The DataGenerator contains two overloaded methods related to random letters and string:

  • RandomString (length, type) which generates a random string of a certain length using the character set defined by the type:
    • UpperCaseLetter: upper case letters
    • LowerCaseLetter: lower case letters
    • Numbers: numbers
    • French: characters like ‘è’ and ‘ç’
    • Special: diverse characters like ‘$’, ‘§’ and so on
    • Brackets: the brackets ‘[‘, ‘{‘, ‘]’ and so on
  • RadomString(length, input) which generates a random string of a certain length by sampling from the given input string.

Obvisouly, if you wish to generate a random letter you could just call the method with size equal to one but there is an alias for this too, called RandomLetter which also has an optional character type parameter.

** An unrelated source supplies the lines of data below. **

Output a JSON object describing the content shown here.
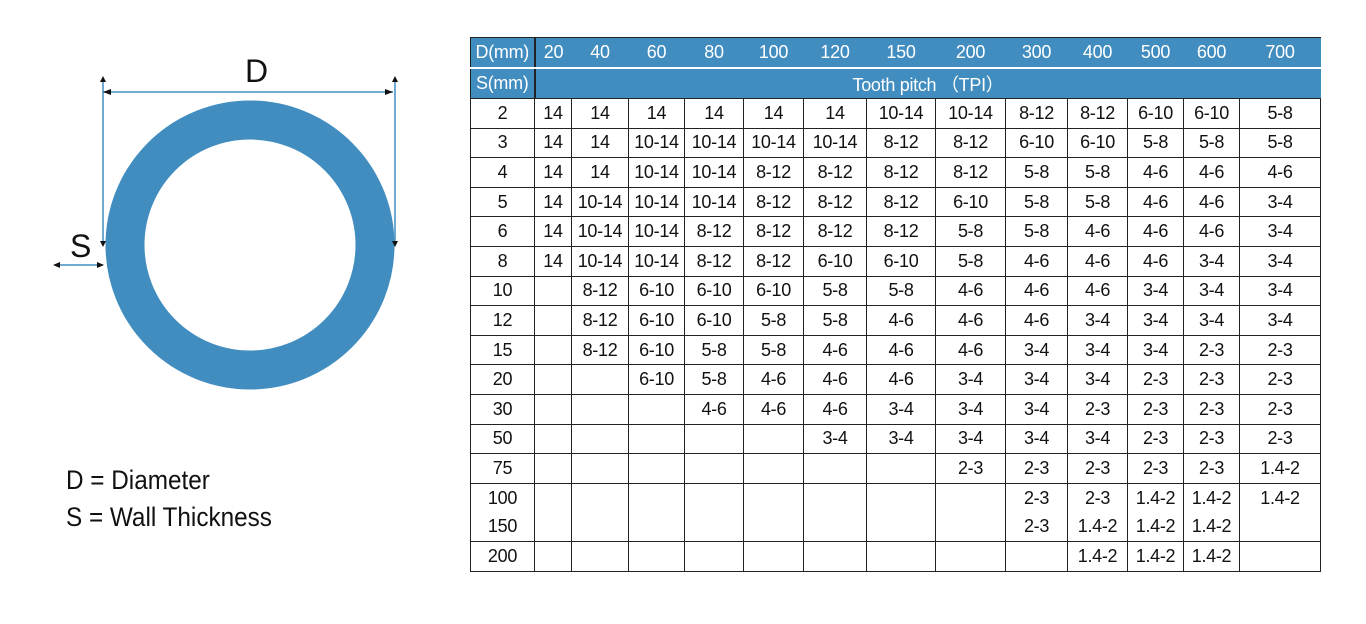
{
  "diagram": {
    "d_label": "D",
    "s_label": "S",
    "ring_color": "#418dc0",
    "line_color": "#418dc0"
  },
  "legend": {
    "d": "D = Diameter",
    "s": "S = Wall Thickness"
  },
  "table": {
    "header_color": "#418dc0",
    "d_header": "D(mm)",
    "s_header": "S(mm)",
    "span_label": "Tooth pitch （TPI）",
    "diameters": [
      "20",
      "40",
      "60",
      "80",
      "100",
      "120",
      "150",
      "200",
      "300",
      "400",
      "500",
      "600",
      "700"
    ],
    "rows": [
      {
        "s": "2",
        "v": [
          "14",
          "14",
          "14",
          "14",
          "14",
          "14",
          "10-14",
          "10-14",
          "8-12",
          "8-12",
          "6-10",
          "6-10",
          "5-8"
        ]
      },
      {
        "s": "3",
        "v": [
          "14",
          "14",
          "10-14",
          "10-14",
          "10-14",
          "10-14",
          "8-12",
          "8-12",
          "6-10",
          "6-10",
          "5-8",
          "5-8",
          "5-8"
        ]
      },
      {
        "s": "4",
        "v": [
          "14",
          "14",
          "10-14",
          "10-14",
          "8-12",
          "8-12",
          "8-12",
          "8-12",
          "5-8",
          "5-8",
          "4-6",
          "4-6",
          "4-6"
        ]
      },
      {
        "s": "5",
        "v": [
          "14",
          "10-14",
          "10-14",
          "10-14",
          "8-12",
          "8-12",
          "8-12",
          "6-10",
          "5-8",
          "5-8",
          "4-6",
          "4-6",
          "3-4"
        ]
      },
      {
        "s": "6",
        "v": [
          "14",
          "10-14",
          "10-14",
          "8-12",
          "8-12",
          "8-12",
          "8-12",
          "5-8",
          "5-8",
          "4-6",
          "4-6",
          "4-6",
          "3-4"
        ]
      },
      {
        "s": "8",
        "v": [
          "14",
          "10-14",
          "10-14",
          "8-12",
          "8-12",
          "6-10",
          "6-10",
          "5-8",
          "4-6",
          "4-6",
          "4-6",
          "3-4",
          "3-4"
        ]
      },
      {
        "s": "10",
        "v": [
          "",
          "8-12",
          "6-10",
          "6-10",
          "6-10",
          "5-8",
          "5-8",
          "4-6",
          "4-6",
          "4-6",
          "3-4",
          "3-4",
          "3-4"
        ]
      },
      {
        "s": "12",
        "v": [
          "",
          "8-12",
          "6-10",
          "6-10",
          "5-8",
          "5-8",
          "4-6",
          "4-6",
          "4-6",
          "3-4",
          "3-4",
          "3-4",
          "3-4"
        ]
      },
      {
        "s": "15",
        "v": [
          "",
          "8-12",
          "6-10",
          "5-8",
          "5-8",
          "4-6",
          "4-6",
          "4-6",
          "3-4",
          "3-4",
          "3-4",
          "2-3",
          "2-3"
        ]
      },
      {
        "s": "20",
        "v": [
          "",
          "",
          "6-10",
          "5-8",
          "4-6",
          "4-6",
          "4-6",
          "3-4",
          "3-4",
          "3-4",
          "2-3",
          "2-3",
          "2-3"
        ]
      },
      {
        "s": "30",
        "v": [
          "",
          "",
          "",
          "4-6",
          "4-6",
          "4-6",
          "3-4",
          "3-4",
          "3-4",
          "2-3",
          "2-3",
          "2-3",
          "2-3"
        ]
      },
      {
        "s": "50",
        "v": [
          "",
          "",
          "",
          "",
          "",
          "3-4",
          "3-4",
          "3-4",
          "3-4",
          "3-4",
          "2-3",
          "2-3",
          "2-3"
        ]
      },
      {
        "s": "75",
        "v": [
          "",
          "",
          "",
          "",
          "",
          "",
          "",
          "2-3",
          "2-3",
          "2-3",
          "2-3",
          "2-3",
          "1.4-2"
        ]
      },
      {
        "s": "100",
        "v": [
          "",
          "",
          "",
          "",
          "",
          "",
          "",
          "",
          "2-3",
          "2-3",
          "1.4-2",
          "1.4-2",
          "1.4-2"
        ]
      },
      {
        "s": "150",
        "v": [
          "",
          "",
          "",
          "",
          "",
          "",
          "",
          "",
          "2-3",
          "1.4-2",
          "1.4-2",
          "1.4-2",
          ""
        ]
      },
      {
        "s": "200",
        "v": [
          "",
          "",
          "",
          "",
          "",
          "",
          "",
          "",
          "",
          "1.4-2",
          "1.4-2",
          "1.4-2",
          ""
        ]
      }
    ]
  }
}
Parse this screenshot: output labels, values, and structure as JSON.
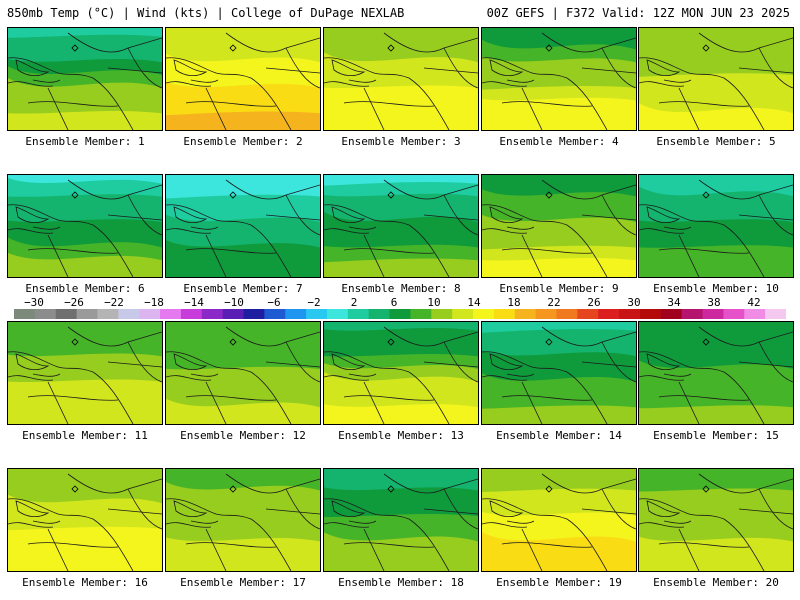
{
  "header": {
    "left": "850mb Temp (°C) | Wind (kts) | College of DuPage NEXLAB",
    "right": "00Z GEFS | F372 Valid: 12Z MON JUN 23 2025"
  },
  "members": [
    {
      "label": "Ensemble Member: 1",
      "base": 8,
      "grad": 10
    },
    {
      "label": "Ensemble Member: 2",
      "base": 15,
      "grad": 6
    },
    {
      "label": "Ensemble Member: 3",
      "base": 13,
      "grad": 5
    },
    {
      "label": "Ensemble Member: 4",
      "base": 11,
      "grad": 9
    },
    {
      "label": "Ensemble Member: 5",
      "base": 12,
      "grad": 4
    },
    {
      "label": "Ensemble Member: 6",
      "base": 6,
      "grad": 9
    },
    {
      "label": "Ensemble Member: 7",
      "base": 4,
      "grad": 6
    },
    {
      "label": "Ensemble Member: 8",
      "base": 6,
      "grad": 9
    },
    {
      "label": "Ensemble Member: 9",
      "base": 10,
      "grad": 8
    },
    {
      "label": "Ensemble Member: 10",
      "base": 6,
      "grad": 6
    },
    {
      "label": "Ensemble Member: 11",
      "base": 11,
      "grad": 5
    },
    {
      "label": "Ensemble Member: 12",
      "base": 10,
      "grad": 4
    },
    {
      "label": "Ensemble Member: 13",
      "base": 10,
      "grad": 10
    },
    {
      "label": "Ensemble Member: 14",
      "base": 7,
      "grad": 8
    },
    {
      "label": "Ensemble Member: 15",
      "base": 8,
      "grad": 4
    },
    {
      "label": "Ensemble Member: 16",
      "base": 13,
      "grad": 5
    },
    {
      "label": "Ensemble Member: 17",
      "base": 11,
      "grad": 4
    },
    {
      "label": "Ensemble Member: 18",
      "base": 8,
      "grad": 6
    },
    {
      "label": "Ensemble Member: 19",
      "base": 14,
      "grad": 6
    },
    {
      "label": "Ensemble Member: 20",
      "base": 11,
      "grad": 4
    }
  ],
  "colorbar": {
    "ticks": [
      "−30",
      "−26",
      "−22",
      "−18",
      "−14",
      "−10",
      "−6",
      "−2",
      "2",
      "6",
      "10",
      "14",
      "18",
      "22",
      "26",
      "30",
      "34",
      "38",
      "42"
    ],
    "colors": [
      "#7b8a7b",
      "#8c8c8c",
      "#6f6f6f",
      "#9a9a9a",
      "#b4b4b4",
      "#c8c8e8",
      "#dcb4f0",
      "#e678f0",
      "#c83cdc",
      "#8c28c8",
      "#5a1eb4",
      "#1e1ea0",
      "#1e5ad2",
      "#1e96f0",
      "#28c8f0",
      "#3ce6dc",
      "#1ecca0",
      "#14b46e",
      "#0f9a3c",
      "#46b428",
      "#96cd1e",
      "#d2e61e",
      "#f5f51e",
      "#fadc14",
      "#f5b41e",
      "#f5961e",
      "#f0781e",
      "#e6461e",
      "#dc1e1e",
      "#c81414",
      "#b40a0a",
      "#a0001e",
      "#b4146e",
      "#cd28a0",
      "#e650c8",
      "#f08ce6",
      "#f5c8f0"
    ]
  }
}
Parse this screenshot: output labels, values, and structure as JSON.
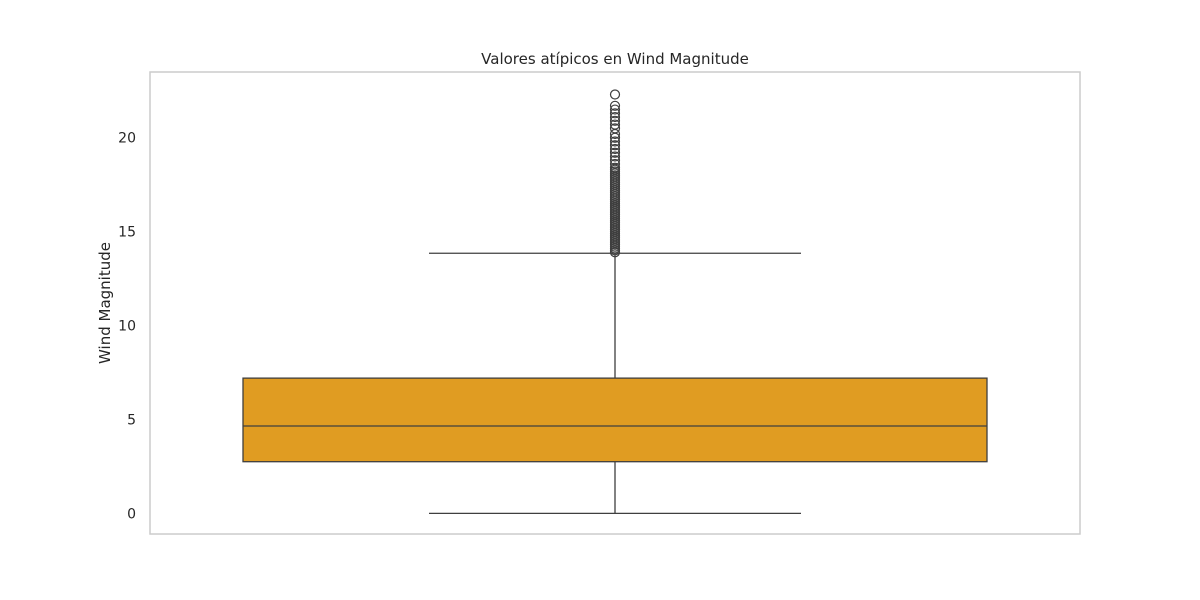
{
  "chart_data": {
    "type": "box",
    "title": "Valores atípicos en Wind Magnitude",
    "ylabel": "Wind Magnitude",
    "xlabel": "",
    "ylim": [
      -1.1,
      23.5
    ],
    "yticks": [
      0,
      5,
      10,
      15,
      20
    ],
    "grid": false,
    "colors": {
      "box_fill": "#e09c22",
      "line": "#3f3f3f",
      "frame": "#cccccc",
      "text": "#262626"
    },
    "series": [
      {
        "whisker_low": 0.0,
        "q1": 2.75,
        "median": 4.65,
        "q3": 7.2,
        "whisker_high": 13.85,
        "outliers": [
          13.9,
          14.0,
          14.1,
          14.2,
          14.3,
          14.4,
          14.5,
          14.6,
          14.7,
          14.8,
          14.9,
          15.0,
          15.1,
          15.2,
          15.3,
          15.4,
          15.5,
          15.6,
          15.7,
          15.8,
          15.9,
          16.0,
          16.1,
          16.2,
          16.3,
          16.4,
          16.5,
          16.6,
          16.7,
          16.8,
          16.9,
          17.0,
          17.1,
          17.2,
          17.3,
          17.4,
          17.5,
          17.6,
          17.7,
          17.8,
          17.9,
          18.0,
          18.1,
          18.2,
          18.3,
          18.4,
          18.6,
          18.8,
          19.0,
          19.2,
          19.4,
          19.6,
          19.8,
          20.0,
          20.2,
          20.5,
          20.7,
          20.9,
          21.1,
          21.3,
          21.5,
          21.7,
          22.3
        ]
      }
    ]
  }
}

For example, if you execute the following

(DataGenerator.RandomString(10, CharType.UpperCaseLetters))
(DataGenerator.RandomString(15, (CharType.UpperCaseLetters|||CharType.LowerCaseLetters)))
(DataGenerator.RandomString(25, (CharType.Numbers|||CharType.Special)))
(DataGenerator.RandomString(17, (CharType.French|||CharType.Brackets)))
(DataGenerator.RandomString(48))

 

You will see returned something like the following:

PHQCDKROFX
KwUDNmctduRBIcv
c{ùwku;bcµl>µ9cv£v§£°my15
(à[{[)èéèè]{èé[à}
hWH}[ey0vçq)O°Wm*]<TQoXFµ9pXw8bJx°°Nh]àBMaI£èkBY

Random dates and time

There is in the .Net framework not a ‘time’ data type but rather a TimeSpan or a DateTime which contains as a subtype a timestamp. The DataGenerator has hence two methods related to this:

  • RandomDate(begin, end): generates a random date (and random time) within the specified interval. There is also an overload which does not take any argument and will return a random date within the full span of the DateTime data type.
  • RandomTimeSpan(being, end): generates a random time span which, if added to the begin date, will not exceed the specified end date.